Recadrage au sein de PASTEF : Sonko rappelle les fondamentaux

Face aux récentes sorties de Bassirou Diomaye Faye, Ousmane Sonko recentre le débat sur l'ADN programmatique de PASTEF, tandis que l'opposition demande des réponses concrètes.
La scène politique sénégalaise est en pleine ébullition suite aux récentes déclarations du président Bassirou Diomaye Faye concernant l’avenir et le fonctionnement interne de PASTEF.
Ousmane Sonko a rapidement pris la parole pour réaffirmer la nature profonde de son parti. Le Premier ministre a tenu à rappeler que PASTEF demeure avant tout une organisation programmatique, fondée sur la réflexion et la formation d’idées plutôt que sur des jeux d’influence internes.
Cette mise au point souligne l’importance vitale pour la formation politique de rester fidèle à son héritage intellectuel.. En insistant sur cet ADN collectif, le leadership cherche à prévenir toute fragmentation interne tout en garantissant que les militants restent focalisés sur les enjeux nationaux plutôt que sur les ambitions personnelles.
De son côté, le ministre Birame Souleye Diop a tenu à tempérer les inquiétudes présidentielles.. Selon lui, le parti a largement prouvé sa maturité et sa résilience lors des échéances électorales précédentes, estimant que la structure actuelle est suffisamment solide pour naviguer dans le contexte politique actuel sans perdre de vue ses objectifs initiaux.
Parallèlement, le parti ARC a profité de ces turbulences pour critiquer sévèrement la ligne de communication présidentielle.. Dans un communiqué officiel transmis à Misryoum, cette formation politique dénonce une priorisation des règlements de compte internes au détriment des urgences socio-économiques, telles que l’emploi des jeunes et la crise du coût de la vie.
Le climat reste tendu au sein de la classe politique, avec de nombreux députés et figures du mouvement qui n’hésitent plus à afficher publiquement leur loyauté inconditionnelle envers Ousmane Sonko.. Ces prises de position, parfois virulentes, illustrent un malaise croissant face aux tentatives de redéfinition de l’identité du projet patriotique.
À l’international, la situation demeure également précaire.

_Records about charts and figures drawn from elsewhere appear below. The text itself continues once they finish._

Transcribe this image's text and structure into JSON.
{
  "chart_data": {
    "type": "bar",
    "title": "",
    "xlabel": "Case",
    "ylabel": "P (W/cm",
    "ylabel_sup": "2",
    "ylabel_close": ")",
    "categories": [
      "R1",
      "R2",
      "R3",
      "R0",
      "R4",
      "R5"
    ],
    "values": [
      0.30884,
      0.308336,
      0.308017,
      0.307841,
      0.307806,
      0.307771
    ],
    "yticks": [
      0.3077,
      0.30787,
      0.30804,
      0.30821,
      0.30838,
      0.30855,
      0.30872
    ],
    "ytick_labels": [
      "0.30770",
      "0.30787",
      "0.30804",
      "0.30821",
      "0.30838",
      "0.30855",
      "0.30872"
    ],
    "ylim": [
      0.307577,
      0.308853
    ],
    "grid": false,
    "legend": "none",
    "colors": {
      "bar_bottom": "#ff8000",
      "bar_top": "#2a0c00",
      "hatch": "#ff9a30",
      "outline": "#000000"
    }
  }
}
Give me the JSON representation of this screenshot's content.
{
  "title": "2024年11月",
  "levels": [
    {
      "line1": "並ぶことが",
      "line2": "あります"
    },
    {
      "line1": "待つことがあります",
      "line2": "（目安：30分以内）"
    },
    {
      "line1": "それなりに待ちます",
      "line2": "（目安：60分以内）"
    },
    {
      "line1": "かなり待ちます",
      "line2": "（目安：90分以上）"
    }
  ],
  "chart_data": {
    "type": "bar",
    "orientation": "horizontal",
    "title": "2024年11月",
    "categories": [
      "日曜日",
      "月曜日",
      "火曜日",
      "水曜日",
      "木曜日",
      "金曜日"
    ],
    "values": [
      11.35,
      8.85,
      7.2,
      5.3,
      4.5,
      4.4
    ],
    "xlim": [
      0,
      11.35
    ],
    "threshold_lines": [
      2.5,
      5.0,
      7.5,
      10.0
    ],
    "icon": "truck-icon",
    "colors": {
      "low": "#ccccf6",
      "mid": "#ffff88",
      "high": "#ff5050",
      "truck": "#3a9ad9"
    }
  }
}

Donald Trump a annoncé le lancement de « Project Freedom » dans le détroit d’Ormuz pour débloquer le trafic maritime, tandis qu’au Mali, les FAMa ont mené avec succès une opération contre une base logistique dans la région de Tombouctou.
Les divergences actuelles au sommet de l’État révèlent un défi de gouvernance majeur : réussir à transformer un mouvement de contestation en une machine administrative efficace, sans pour autant sacrifier la cohésion interne qui a fait sa force initiale.